The Isolationists criticize the Evacuationists for abandoning the search for a solution. The Sphere Stability Project might yet succeed, they argue, and evacuation planning is defeatist. The Evacuationists answer with numbers: "Four hundred years of research, no solution. We hope they find one. But hope is not a plan. We prepare for the likely scenario while hoping for a miracle."

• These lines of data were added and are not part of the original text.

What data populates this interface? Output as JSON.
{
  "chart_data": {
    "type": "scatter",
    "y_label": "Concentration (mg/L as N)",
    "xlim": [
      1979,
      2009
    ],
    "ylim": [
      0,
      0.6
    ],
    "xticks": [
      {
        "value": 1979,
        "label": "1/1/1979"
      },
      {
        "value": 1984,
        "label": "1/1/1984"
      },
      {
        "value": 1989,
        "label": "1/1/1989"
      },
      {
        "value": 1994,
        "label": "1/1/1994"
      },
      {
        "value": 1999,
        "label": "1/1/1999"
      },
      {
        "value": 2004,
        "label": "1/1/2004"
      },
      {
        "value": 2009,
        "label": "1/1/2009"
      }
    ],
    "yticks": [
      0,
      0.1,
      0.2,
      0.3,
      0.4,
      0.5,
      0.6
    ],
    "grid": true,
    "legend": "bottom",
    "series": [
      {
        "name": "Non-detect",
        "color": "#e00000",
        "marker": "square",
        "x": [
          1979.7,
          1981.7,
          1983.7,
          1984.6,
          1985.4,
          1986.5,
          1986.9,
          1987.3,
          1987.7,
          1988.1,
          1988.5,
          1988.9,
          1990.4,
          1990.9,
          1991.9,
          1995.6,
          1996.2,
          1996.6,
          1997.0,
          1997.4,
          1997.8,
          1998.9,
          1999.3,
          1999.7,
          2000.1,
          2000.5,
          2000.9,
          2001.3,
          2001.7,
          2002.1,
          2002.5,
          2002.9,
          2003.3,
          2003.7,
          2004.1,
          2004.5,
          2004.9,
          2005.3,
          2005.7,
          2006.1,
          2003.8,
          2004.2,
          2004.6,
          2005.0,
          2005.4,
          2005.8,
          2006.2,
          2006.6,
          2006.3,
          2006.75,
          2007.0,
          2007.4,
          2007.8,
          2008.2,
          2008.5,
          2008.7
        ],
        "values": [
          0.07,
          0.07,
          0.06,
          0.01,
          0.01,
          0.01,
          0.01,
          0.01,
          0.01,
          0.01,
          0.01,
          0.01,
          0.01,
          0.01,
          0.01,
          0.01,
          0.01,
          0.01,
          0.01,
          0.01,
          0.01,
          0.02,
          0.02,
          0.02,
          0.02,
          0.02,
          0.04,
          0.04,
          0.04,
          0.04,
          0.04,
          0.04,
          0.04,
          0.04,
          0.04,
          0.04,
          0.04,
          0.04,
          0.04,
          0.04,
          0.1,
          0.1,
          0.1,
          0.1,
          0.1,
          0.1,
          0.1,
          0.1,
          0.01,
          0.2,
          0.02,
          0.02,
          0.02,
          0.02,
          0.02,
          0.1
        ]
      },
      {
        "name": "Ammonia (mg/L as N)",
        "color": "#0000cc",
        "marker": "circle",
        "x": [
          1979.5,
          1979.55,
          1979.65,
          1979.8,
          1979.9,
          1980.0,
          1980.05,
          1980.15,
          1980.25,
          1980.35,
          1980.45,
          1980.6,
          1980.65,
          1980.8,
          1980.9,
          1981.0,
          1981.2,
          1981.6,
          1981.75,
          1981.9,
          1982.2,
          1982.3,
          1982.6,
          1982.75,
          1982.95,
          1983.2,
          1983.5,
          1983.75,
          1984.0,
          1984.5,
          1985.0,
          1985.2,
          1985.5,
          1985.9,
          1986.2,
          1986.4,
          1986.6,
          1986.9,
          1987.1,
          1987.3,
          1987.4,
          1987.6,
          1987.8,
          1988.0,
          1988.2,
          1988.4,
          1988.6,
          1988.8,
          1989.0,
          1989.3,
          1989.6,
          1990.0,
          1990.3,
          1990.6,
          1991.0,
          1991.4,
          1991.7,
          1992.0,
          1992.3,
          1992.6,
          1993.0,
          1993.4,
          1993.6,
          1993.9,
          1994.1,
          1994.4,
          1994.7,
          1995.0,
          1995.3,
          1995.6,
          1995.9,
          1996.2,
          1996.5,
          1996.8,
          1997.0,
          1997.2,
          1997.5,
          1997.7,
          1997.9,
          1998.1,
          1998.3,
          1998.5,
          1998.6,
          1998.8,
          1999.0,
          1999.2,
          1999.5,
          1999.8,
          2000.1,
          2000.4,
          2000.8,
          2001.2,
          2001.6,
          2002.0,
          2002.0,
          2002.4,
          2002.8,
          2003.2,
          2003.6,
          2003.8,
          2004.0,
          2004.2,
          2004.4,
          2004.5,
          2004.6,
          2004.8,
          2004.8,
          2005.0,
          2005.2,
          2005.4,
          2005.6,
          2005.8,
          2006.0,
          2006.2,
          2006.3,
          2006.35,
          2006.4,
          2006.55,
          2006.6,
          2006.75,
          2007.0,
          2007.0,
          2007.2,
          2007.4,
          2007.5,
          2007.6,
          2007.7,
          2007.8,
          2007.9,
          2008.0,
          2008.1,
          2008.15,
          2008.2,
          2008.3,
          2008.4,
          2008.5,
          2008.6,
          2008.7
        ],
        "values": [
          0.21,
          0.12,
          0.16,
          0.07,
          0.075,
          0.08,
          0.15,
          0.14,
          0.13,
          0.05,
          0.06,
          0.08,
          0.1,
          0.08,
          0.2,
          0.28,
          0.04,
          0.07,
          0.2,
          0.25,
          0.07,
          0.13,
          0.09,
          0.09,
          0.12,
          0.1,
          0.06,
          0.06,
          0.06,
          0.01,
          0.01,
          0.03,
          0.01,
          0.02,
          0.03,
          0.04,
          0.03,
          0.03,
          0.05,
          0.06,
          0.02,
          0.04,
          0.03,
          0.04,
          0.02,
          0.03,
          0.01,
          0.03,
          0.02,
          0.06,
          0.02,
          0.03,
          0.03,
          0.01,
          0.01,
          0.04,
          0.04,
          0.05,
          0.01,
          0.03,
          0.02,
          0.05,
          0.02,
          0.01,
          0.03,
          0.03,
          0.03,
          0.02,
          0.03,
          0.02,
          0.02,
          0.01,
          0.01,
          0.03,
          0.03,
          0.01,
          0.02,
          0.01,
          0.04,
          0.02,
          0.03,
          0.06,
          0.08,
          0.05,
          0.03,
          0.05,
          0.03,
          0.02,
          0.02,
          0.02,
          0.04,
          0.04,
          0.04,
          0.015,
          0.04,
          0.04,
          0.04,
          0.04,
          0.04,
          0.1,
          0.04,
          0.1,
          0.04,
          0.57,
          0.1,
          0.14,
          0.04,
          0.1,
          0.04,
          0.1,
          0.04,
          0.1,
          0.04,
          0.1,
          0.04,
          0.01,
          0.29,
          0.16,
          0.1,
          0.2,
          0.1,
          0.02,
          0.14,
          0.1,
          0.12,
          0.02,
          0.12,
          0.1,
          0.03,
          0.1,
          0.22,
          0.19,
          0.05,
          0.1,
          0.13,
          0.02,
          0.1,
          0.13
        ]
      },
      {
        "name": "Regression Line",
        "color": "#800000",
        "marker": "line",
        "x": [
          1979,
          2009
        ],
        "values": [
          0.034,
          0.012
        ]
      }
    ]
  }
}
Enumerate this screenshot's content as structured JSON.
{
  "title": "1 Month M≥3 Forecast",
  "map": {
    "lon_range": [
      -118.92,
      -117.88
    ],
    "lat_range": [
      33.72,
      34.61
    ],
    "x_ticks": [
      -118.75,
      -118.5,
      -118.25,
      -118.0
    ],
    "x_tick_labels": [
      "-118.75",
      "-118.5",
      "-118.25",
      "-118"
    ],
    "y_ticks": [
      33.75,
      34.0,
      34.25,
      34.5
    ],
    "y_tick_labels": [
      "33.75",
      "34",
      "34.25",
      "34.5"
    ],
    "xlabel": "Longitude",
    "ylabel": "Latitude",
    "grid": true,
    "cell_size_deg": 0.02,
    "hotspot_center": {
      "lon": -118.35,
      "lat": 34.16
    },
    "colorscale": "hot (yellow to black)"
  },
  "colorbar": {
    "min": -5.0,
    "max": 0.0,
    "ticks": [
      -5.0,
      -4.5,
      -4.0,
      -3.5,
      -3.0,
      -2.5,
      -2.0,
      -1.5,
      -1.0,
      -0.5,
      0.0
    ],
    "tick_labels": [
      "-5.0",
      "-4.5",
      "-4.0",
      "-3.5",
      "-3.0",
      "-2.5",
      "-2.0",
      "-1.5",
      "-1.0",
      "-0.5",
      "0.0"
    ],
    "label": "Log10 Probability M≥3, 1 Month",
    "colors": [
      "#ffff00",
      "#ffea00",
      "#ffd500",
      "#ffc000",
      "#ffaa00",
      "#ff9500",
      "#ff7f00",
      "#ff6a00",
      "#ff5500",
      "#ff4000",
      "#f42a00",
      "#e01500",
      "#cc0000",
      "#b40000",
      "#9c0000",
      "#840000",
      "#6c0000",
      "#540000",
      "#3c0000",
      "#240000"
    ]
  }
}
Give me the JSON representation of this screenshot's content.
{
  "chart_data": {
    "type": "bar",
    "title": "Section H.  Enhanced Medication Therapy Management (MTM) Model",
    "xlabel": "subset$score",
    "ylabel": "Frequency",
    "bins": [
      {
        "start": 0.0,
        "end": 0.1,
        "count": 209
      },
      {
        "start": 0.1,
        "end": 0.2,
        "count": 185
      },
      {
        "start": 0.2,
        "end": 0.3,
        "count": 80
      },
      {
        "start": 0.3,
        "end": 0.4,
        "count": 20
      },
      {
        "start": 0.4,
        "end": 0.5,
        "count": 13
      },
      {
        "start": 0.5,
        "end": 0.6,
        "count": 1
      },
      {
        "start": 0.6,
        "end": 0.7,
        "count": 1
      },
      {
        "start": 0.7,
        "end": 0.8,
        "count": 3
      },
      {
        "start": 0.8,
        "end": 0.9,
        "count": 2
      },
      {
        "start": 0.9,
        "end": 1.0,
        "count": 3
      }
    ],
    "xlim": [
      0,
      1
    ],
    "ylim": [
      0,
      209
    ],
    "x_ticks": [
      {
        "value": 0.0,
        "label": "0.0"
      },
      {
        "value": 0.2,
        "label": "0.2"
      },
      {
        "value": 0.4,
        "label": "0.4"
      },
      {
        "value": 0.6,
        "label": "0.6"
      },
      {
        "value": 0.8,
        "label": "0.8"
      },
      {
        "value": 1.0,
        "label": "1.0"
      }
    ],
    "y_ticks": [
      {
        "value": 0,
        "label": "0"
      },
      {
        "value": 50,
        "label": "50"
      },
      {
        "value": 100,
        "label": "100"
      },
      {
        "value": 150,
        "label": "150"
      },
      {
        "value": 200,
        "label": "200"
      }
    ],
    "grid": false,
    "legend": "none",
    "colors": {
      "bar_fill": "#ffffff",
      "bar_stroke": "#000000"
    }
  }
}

Moderates call the movement premature panic. Six hundred years is a long time, and evacuating creates a self-fulfilling prophecy by draining resources from collapse prevention. The current generation, they argue, is sacrificing for a distant threat. The Evacuationists counter that six hundred years passes quickly for a civilization, that ships take decades to build, and that waiting until collapse is imminent means losing millions.


Public Support

Support for the Evacuationists varies sharply by demographic. Refugees back the movement at forty-five percent, having witnessed sphere collapse firsthand. Military personnel support it at sixty percent, as logistics officers understand evacuation complexity. Families with children favor it at fifty-five percent, wanting future generations protected. Scientists support it at only thirty-five percent, many still hoping for a solution. Young people are the least supportive at twenty percent, finding it difficult to plan for a catastrophe six hundred years distant.

Support rises whenever a sphere collapses. The Khelvar crisis boosted the movement significantly. It declines during stable periods, when the threat feels abstract and distant.


Philosophical Foundations

The Evacuationists ground their position in two arguments. The first is the lifeboat analogy: Trisurus is on a sinking ship. The water is rising. The rate can be calculated. Three responses present themselves: debate whether the water is truly rising, research how to stop it, or build lifeboats. The Evacuationists pursue all three but insist that if resources permit only two, building lifeboats must be one of them.

The second is the argument from generational responsibility. The current generation may not see sphere collapse. Their grandchildren may not. But their distant descendants will. What is owed to them is not hope, not philosophy, not debate, but concrete preparation: a plan, ships, destinations, and preserved culture.